The Inland Revenue didn’t have to take all eight flats – but they were entitled to legally.  They could have let my mother remain in her home, but they weren’t obliged to legally.  Their bailiffs forced entry into her home, and kicked her out with great pleasure and gusto, according to my siblings, aged between the approximate ages of 13 to 17 who witnessed the whole scene.  She was moved into council accommodation in an area where she didn’t know anyone.

Not long after this, my brothers cycled across London to where she was living.  I can’t remember how they got in – probably they had to call the police to break in.  They didn’t know for how long she had been lying in bed unconscious.  Her starving alsation was roaming her flat with glazed eyes, having jumped through and smashed a window in order to get out to find water to drink.

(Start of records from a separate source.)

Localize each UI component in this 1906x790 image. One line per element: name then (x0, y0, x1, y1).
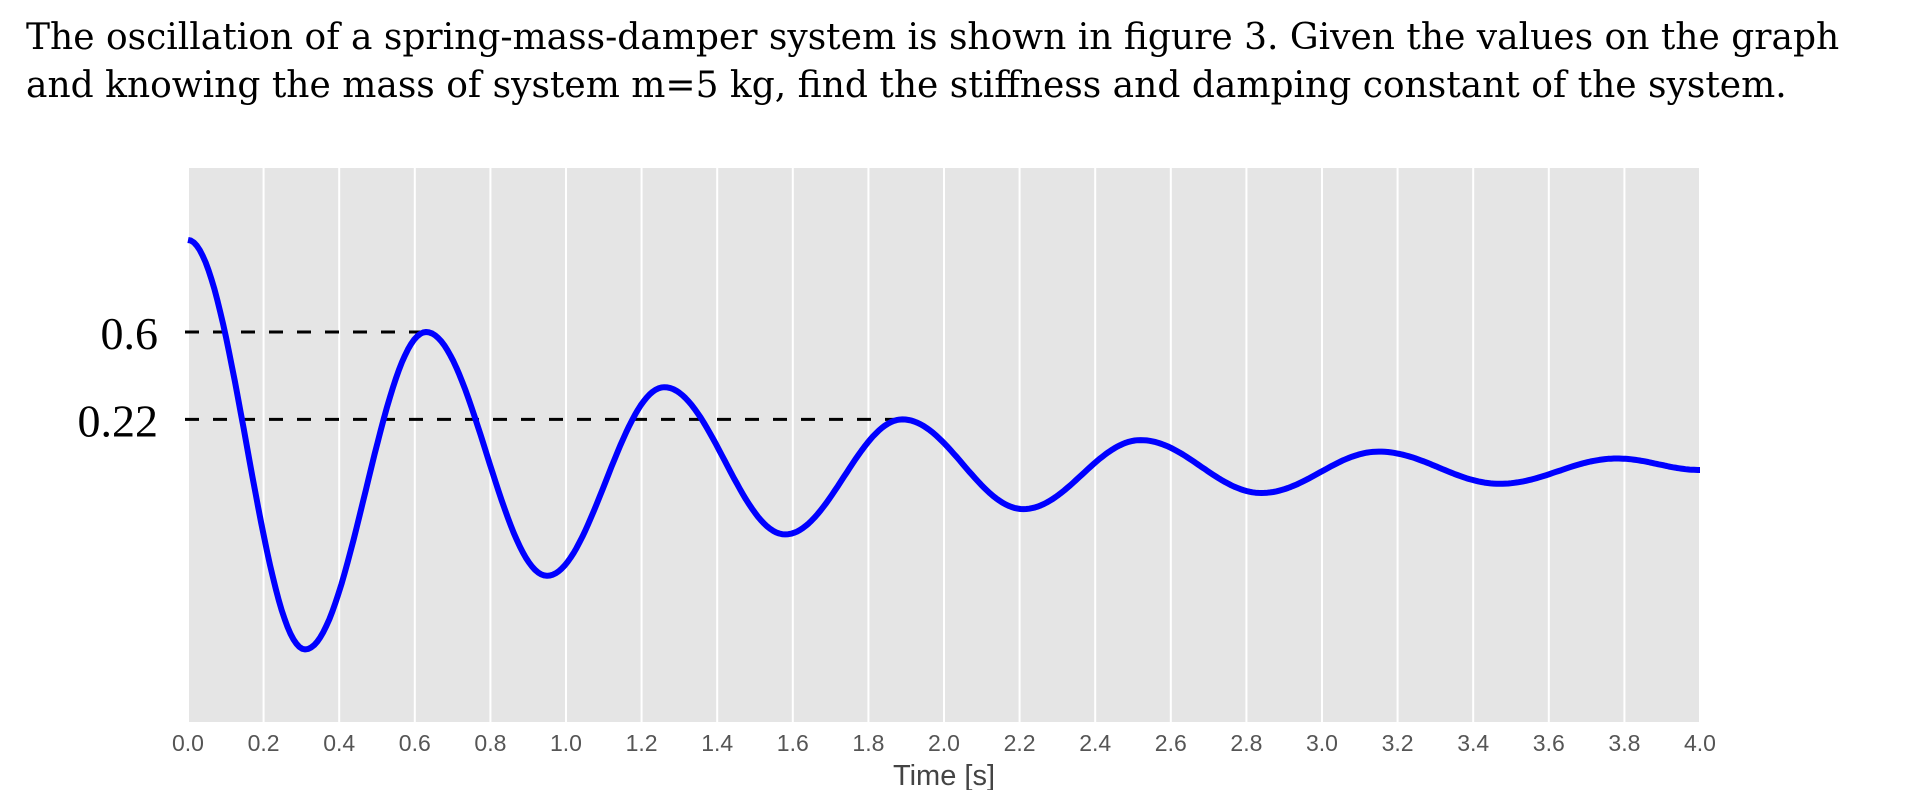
x-tick-label: 2.0 (928, 730, 960, 756)
displacement-curve (187, 237, 1701, 653)
x-tick-label: 3.0 (1306, 730, 1338, 756)
x-tick-label: 0.8 (474, 730, 506, 756)
x-tick-label: 0.0 (172, 730, 204, 756)
problem-statement: The oscillation of a spring-mass-damper … (26, 14, 1886, 110)
grid-lines (187, 168, 1701, 722)
x-tick-label: 0.2 (248, 730, 280, 756)
amplitude-label: 0.6 (101, 308, 159, 359)
x-tick-label: 4.0 (1684, 730, 1716, 756)
x-tick-label: 1.4 (701, 730, 733, 756)
x-tick-label: 2.8 (1230, 730, 1262, 756)
x-tick-label: 3.2 (1382, 730, 1414, 756)
x-tick-label: 2.6 (1155, 730, 1187, 756)
x-tick-label: 1.0 (550, 730, 582, 756)
x-tick-label: 3.6 (1533, 730, 1565, 756)
x-tick-labels: 0.0 0.2 0.4 0.6 0.8 1.0 1.2 1.4 1.6 1.8 2.0 2.2 2.4 2… (172, 730, 1716, 756)
x-tick-label: 2.2 (1004, 730, 1036, 756)
x-axis-label: Time [s] (893, 760, 995, 790)
x-tick-label: 3.8 (1608, 730, 1640, 756)
amplitude-label: 0.22 (78, 395, 159, 446)
x-tick-label: 0.6 (399, 730, 431, 756)
x-tick-label: 1.8 (852, 730, 884, 756)
x-tick-label: 3.4 (1457, 730, 1489, 756)
x-tick-label: 0.4 (323, 730, 355, 756)
x-tick-label: 1.6 (777, 730, 809, 756)
x-tick-label: 1.2 (626, 730, 658, 756)
x-tick-label: 2.4 (1079, 730, 1111, 756)
problem-line-2: and knowing the mass of system m=5 kg, f… (26, 65, 1787, 106)
problem-line-1: The oscillation of a spring-mass-damper … (26, 17, 1840, 58)
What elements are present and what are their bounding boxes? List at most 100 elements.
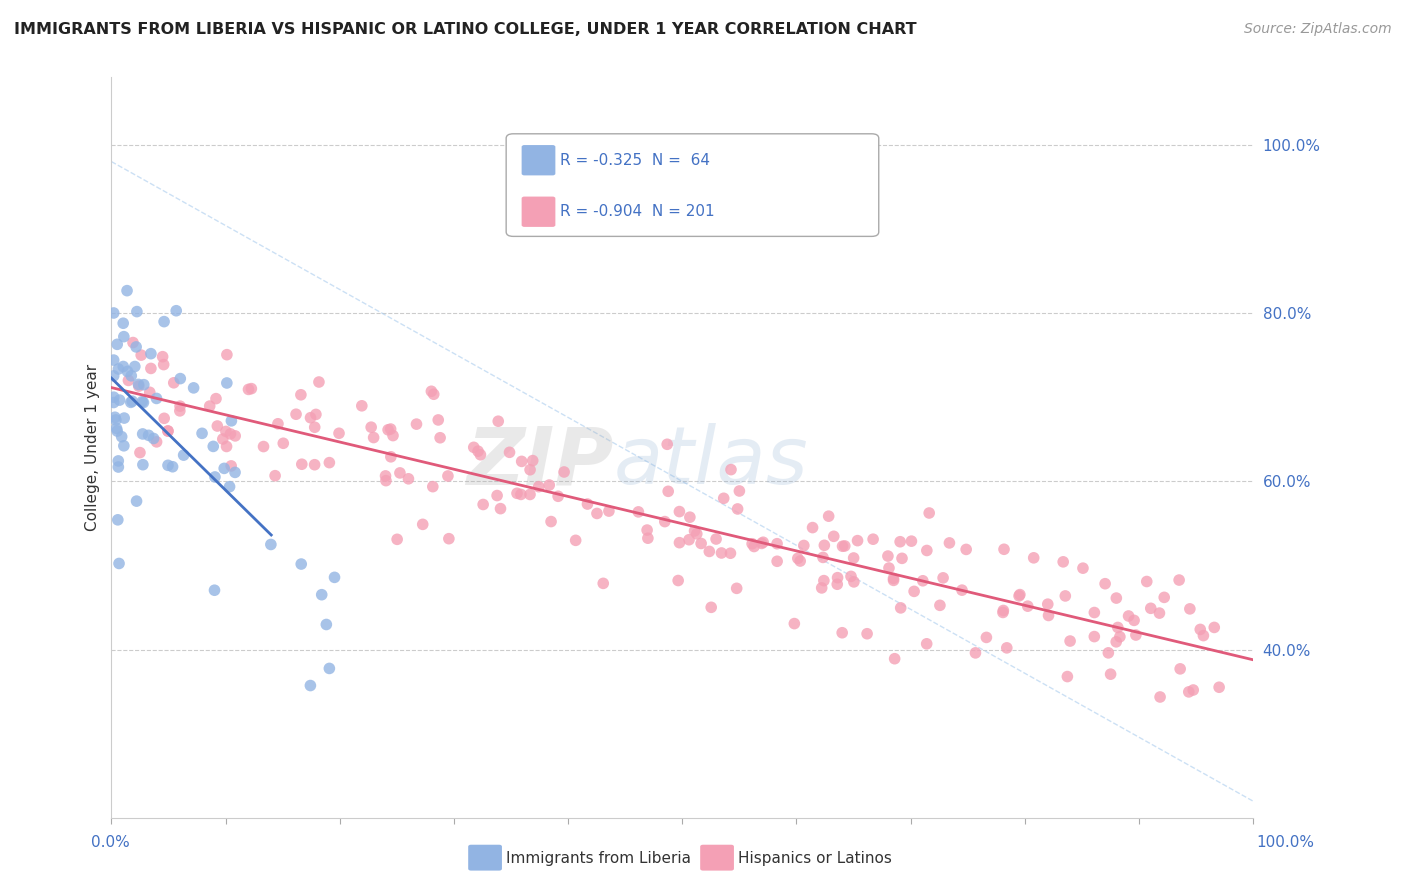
Point — [1168, 662, 1191, 676]
Point — [131, 394, 153, 409]
Text: atlas: atlas — [613, 424, 808, 501]
Point — [162, 459, 184, 474]
Point — [305, 408, 328, 422]
Point — [132, 458, 155, 472]
Point — [742, 540, 765, 554]
Point — [132, 395, 155, 409]
Point — [145, 392, 167, 406]
Point — [139, 361, 162, 376]
Point — [112, 411, 135, 425]
Point — [398, 472, 420, 486]
Point — [915, 637, 938, 651]
Point — [267, 417, 290, 431]
Point — [509, 487, 531, 501]
Point — [103, 390, 125, 404]
Text: IMMIGRANTS FROM LIBERIA VS HISPANIC OR LATINO COLLEGE, UNDER 1 YEAR CORRELATION : IMMIGRANTS FROM LIBERIA VS HISPANIC OR L… — [14, 22, 917, 37]
Point — [883, 651, 905, 665]
Point — [486, 489, 509, 503]
Point — [304, 420, 326, 434]
Point — [103, 353, 125, 368]
Point — [308, 375, 330, 389]
Point — [375, 474, 398, 488]
Point — [105, 337, 128, 351]
Point — [173, 448, 195, 462]
Text: 0.0%: 0.0% — [91, 836, 131, 850]
Text: Immigrants from Liberia: Immigrants from Liberia — [506, 851, 692, 865]
Point — [103, 306, 125, 320]
Point — [668, 535, 690, 549]
Text: 100.0%: 100.0% — [1257, 836, 1315, 850]
Point — [486, 414, 509, 428]
Point — [1097, 646, 1119, 660]
Point — [547, 489, 569, 503]
Point — [576, 497, 599, 511]
Point — [598, 504, 620, 518]
Point — [405, 417, 427, 431]
Point — [156, 424, 179, 438]
Point — [323, 570, 346, 584]
Point — [813, 538, 835, 552]
Point — [506, 486, 529, 500]
Point — [125, 340, 148, 354]
Point — [704, 532, 727, 546]
Point — [1071, 561, 1094, 575]
Point — [1136, 574, 1159, 589]
Point — [839, 569, 862, 583]
Point — [224, 429, 246, 443]
Point — [191, 426, 214, 441]
Point — [103, 368, 125, 383]
Point — [304, 458, 326, 472]
Point — [108, 393, 131, 408]
Point — [519, 487, 541, 501]
Point — [240, 382, 263, 396]
Point — [728, 483, 751, 498]
Point — [700, 600, 723, 615]
Point — [686, 527, 709, 541]
Point — [883, 574, 905, 588]
Point — [654, 515, 676, 529]
Point — [377, 423, 399, 437]
Point — [993, 542, 1015, 557]
Point — [412, 517, 434, 532]
Point — [1108, 630, 1130, 644]
Point — [129, 445, 152, 459]
Point — [125, 304, 148, 318]
Point — [862, 532, 884, 546]
Point — [786, 551, 808, 566]
Point — [121, 394, 143, 409]
Point — [1036, 597, 1059, 611]
Point — [817, 509, 839, 524]
Point — [427, 413, 450, 427]
Point — [117, 364, 139, 378]
Point — [789, 554, 811, 568]
Point — [527, 480, 550, 494]
Point — [1192, 629, 1215, 643]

My mother didn’t survive surgery for her third brain tumour.

So this is what the British mafia “did” to my mother.  Not as bad as irradiating a child’s brain, but they certainly finished off the job of killing my mother!

They were apparently legally entitled to forcibly evict her from her home, since it was part of the eight flats which formed her Company which they were apparently legally entitled to seize.  But once they sold the eight flats and reclaimed whatever was owing to them and a whole lot more, all that was returned, after my mother’s death, was £24,000.  Perhaps the value of one flat at the time (1982) – almost?  One out of eight!  So what about the value of the other seven?  (Today, eight comparable flats in Richmond might fetch well in excess of £2,000,000.  So the IR retained the equivalent of in excess of £1,750,000.)  One thing my family was certain of was that given the value of the flats and the maximum possible amount of my mother’s debts, it seemed the flats had been sold off extremely cheaply (to themselves?)   Certainly – to themselves!

J’accuse!

Every line of investigation was blocked.  But the Inland Revenue are Britain’s very own mafia – untouchable!